I’m full of an immense need to find answers for why Willow is stuck in her world, because I desperately need her to get stuck in mine.
I tilt my head to look at her, and when I do, I wish I wouldn’t have. It just makes it worse because she’s looking back at me with a broken heart. She rolls toward me and tucks her head in the crook of my neck, curling herself around me. “Every time I have to leave her body, it feels like a punishment. Every night, over and over. It’s torture.”
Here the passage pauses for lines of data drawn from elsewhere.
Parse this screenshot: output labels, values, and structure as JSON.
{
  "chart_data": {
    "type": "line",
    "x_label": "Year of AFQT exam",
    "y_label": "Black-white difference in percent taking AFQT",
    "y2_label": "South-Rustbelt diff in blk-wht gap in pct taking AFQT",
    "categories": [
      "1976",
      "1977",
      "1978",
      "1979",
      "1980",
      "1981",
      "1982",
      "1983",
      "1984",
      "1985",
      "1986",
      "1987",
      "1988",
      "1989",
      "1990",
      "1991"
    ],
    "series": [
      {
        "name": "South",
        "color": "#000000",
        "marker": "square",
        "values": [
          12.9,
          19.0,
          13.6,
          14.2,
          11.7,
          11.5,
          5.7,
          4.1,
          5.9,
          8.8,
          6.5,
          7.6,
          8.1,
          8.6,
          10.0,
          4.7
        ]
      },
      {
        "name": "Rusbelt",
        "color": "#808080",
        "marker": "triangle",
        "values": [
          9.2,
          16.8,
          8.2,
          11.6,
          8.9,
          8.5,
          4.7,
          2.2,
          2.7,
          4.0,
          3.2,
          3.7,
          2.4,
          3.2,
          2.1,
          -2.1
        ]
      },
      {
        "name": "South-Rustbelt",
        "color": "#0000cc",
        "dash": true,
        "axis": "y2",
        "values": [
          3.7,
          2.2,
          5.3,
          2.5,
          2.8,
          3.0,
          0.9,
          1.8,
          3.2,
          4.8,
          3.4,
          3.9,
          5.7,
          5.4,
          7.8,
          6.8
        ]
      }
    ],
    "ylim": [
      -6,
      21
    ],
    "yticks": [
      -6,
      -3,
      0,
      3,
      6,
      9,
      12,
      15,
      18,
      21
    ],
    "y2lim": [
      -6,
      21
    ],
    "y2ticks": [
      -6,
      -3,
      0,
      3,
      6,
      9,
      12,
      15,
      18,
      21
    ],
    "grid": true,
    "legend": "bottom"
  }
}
I wrap my arms around her, wishing I could fix everything for her. But I can’t.
I’ve just made it all so much worse.
CHAPTER SEVENTEEN
The bed is empty when I wake up. I touch Layla’s pillow and run my hand over it, as if Willow is still lying there. Maybe she is.
I sit up to check the time, but I can’t find my phone. I look on the floor. On the bed. It isn’t in here.
Did Layla take it?
I rush downstairs to find her, my fear two steps ahead of me as I wonder why she took my phone and what she might be seeing on it. A conversation with Willow, the app for the security system. I rush into the kitchen, but Layla isn’t there. I search the Grand Room, the downstairs bedrooms. I open the back door, but she isn’t out by the pool.
I run to the front door and swing it open.
Layla is sitting on the porch steps, staring out over the front yard. There’s a cigarette in her hand.
“What are you doing?”
She doesn’t turn around to look at me, which makes me wonder what she found out. There are so many things. The cameras, the conversations on my laptop, the kiss last night.
I walk tentatively toward the steps and watch as Layla takes in a slow drag of the cigarette. “I wasn’t aware you smoked,” I say.
She blows the smoke out. “I don’t. But I keep some hidden in my purse for when I’m stressed.” She cuts her eyes at me, looking over her shoulder. I’m not sure what it is that caused that betrayal in her expression, but she definitely uncovered something.
I keep my voice steady when I say, “What’s wrong, Layla?”
She looks away from me again. Her voice is flat when she says, “Why didn’t you tell me you were buying this house?”
I lean my head back and blow out a silent breath of relief. I thought maybe she might have found the security footage. I wouldn’t have been able to explain that.
But I expected her to be mad about this.
I’m even okay that she knows about it. I planned to tell her today anyway. “How did you find out?”
“The Realtor just stopped by.” Layla jams her cigarette onto the wooden step next to her, and it feels like an insult. “The contract is on the kitchen counter. She’d like it back by the end of the day.”
I’ve never seen her this angry. Her sentences are tight, and she won’t look me in the eye. “Layla. It was supposed to be a surprise.”
“The hell it was,” she says. She stands up and brushes past me, then makes her way into the house and up the stairs.
I follow her, a little confused by her level of anger. I didn’t expect her to be thrilled, but I also didn’t expect her to be this incensed. “Layla,” I say when I reach the top of the stairs. I get her name out, right as the bedroom door closes in my face. I open it and watch as she pulls an empty suitcase from beneath the bed. She tosses it on the bed, opens it, and then walks to the dresser. “Why are you so upset about this?”
She scoops up the entire contents of the dresser drawer and tosses them into the suitcase. “I don’t want to live in the middle of nowhere. We’re a couple. You should talk to me about things like this, but instead, you went behind my back.” She walks to the closet now and grabs several of her shirts.
“I wasn’t hiding it. It was a surprise. We fell in love here. I thought this place meant something to us.”
Her face contorts into a mixture of confusion and anger. “My sister got married here. This place means more to her than it does to me. I don’t even like Kansas.